Igino Giordani raconte l’histoire d’un homme de l’antiquité qui, « éloigné de chez lui pour ses affaires, écrivit à sa femme qui allait accoucher : ‘Si c’est un garçon, élève-le ; si c’est une fille, abandonne-la’ ». Cette personne, continue Giordani « exprimait, en toute simplicité, l’opinion que le paganisme idolâtre avait de la femme : un mammifère pour le profit et le plaisir, considéré comme très inférieur à l’homme et, dans tous les cas, par toutes les législations, assujetti à l’homme : enfant sous la tutelle du père, épouse sous celle du mari, veuve sous celle des fils ou des parents : jamais arbitre de son propre sort.

Le christianisme changea cet état de choses en établissant l’égalité spirituelle de la femme et de l’homme, dans la parité des droits et des devoirs, et en soustrayant la mère aux caprices du père par l’indissolubilité matrimoniale, qui assura à la femme une position stable dans sa maison. En Christ – enseignait l’apôtre Paul – « il n’y a plus ni Juif ni Grec ; il n’y a plus ni esclave ni homme libre ; il n’y a plus l’homme et la femme » (Ga 3,28). Seulement des âmes. Tous sont enfants de Dieu et donc des frères égaux entre eux.

La conception chrétienne de la société implique une interdépendance entre homme et femme : « la femme est inséparable de l’homme et l’homme de la femme, devant le Seigneur ». L’homme appartient à sa femme et la femme, à son homme : « Car si la femme a été tirée de l’homme, l’homme naît de la femme et tout vient de Dieu » (1 Co 11,11 et 12).

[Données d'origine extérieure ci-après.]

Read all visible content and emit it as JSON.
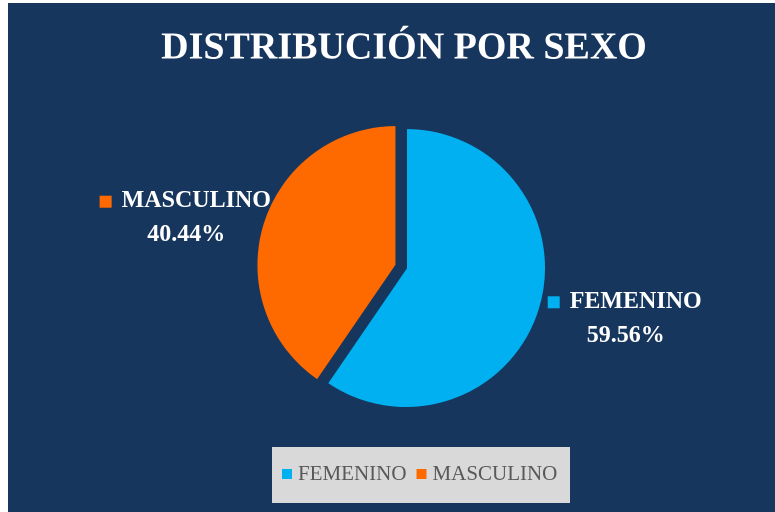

[…] On constate cependant que, dans la société, l’influence de la femme ne représente que moins d’un tiers : une influence absolument inférieure à ses sacrifices et à leur nombre. Et c’est un dommage social énorme, parce que comme l’action des vertus féminines fait défaut – ce sont spécifiquement la compassion, la grâce, l’amour de la paix et de l’ordre – les vertus masculines prévalent dans la société : force, conquête, aventure qui, comme toutes les vertus, si elles ne sont pas modérées et harmonisées par d’autres, débordent facilement sur les vices correspondants.

Mais c’est un fait : si la femme est dégradée, l’homme la suit dans la dégradation. […] Parce que la femme pervertie transmet sa perversion à ses enfants, comme la femme honnête, héroïque, leur transmet honnêteté et héroïsme. Enfin, pour détruire une société, une voie sûre est la corruption de la femme.

Pour remplacer la société par un troupeau, les hommes par des numéros, il faut dégager l’homme du respect envers la femme chaste et fidèle et dégrader leurs rapports dans la licence sexuelle, voilà pourquoi au sacrement succède tout autre chose.

Une fois la femme dégradée, l’homme est prêt à toutes les abdications. La déshumanisation de l’homme – nécessaire pour le réduire à l’état d’automate – commence par elle : comme dans le jardin d’Eden. Les philosophies hédonistes et matérialistes défendues dans les dernières générations et arrivées à notre époque aux premières grandes expériences pratiques, conduisent à la fin de la maternité : et la maternité est le commencement de la vie. »

La Società Cristiana, Città Nuova, 2010 (1942), pp.54-58.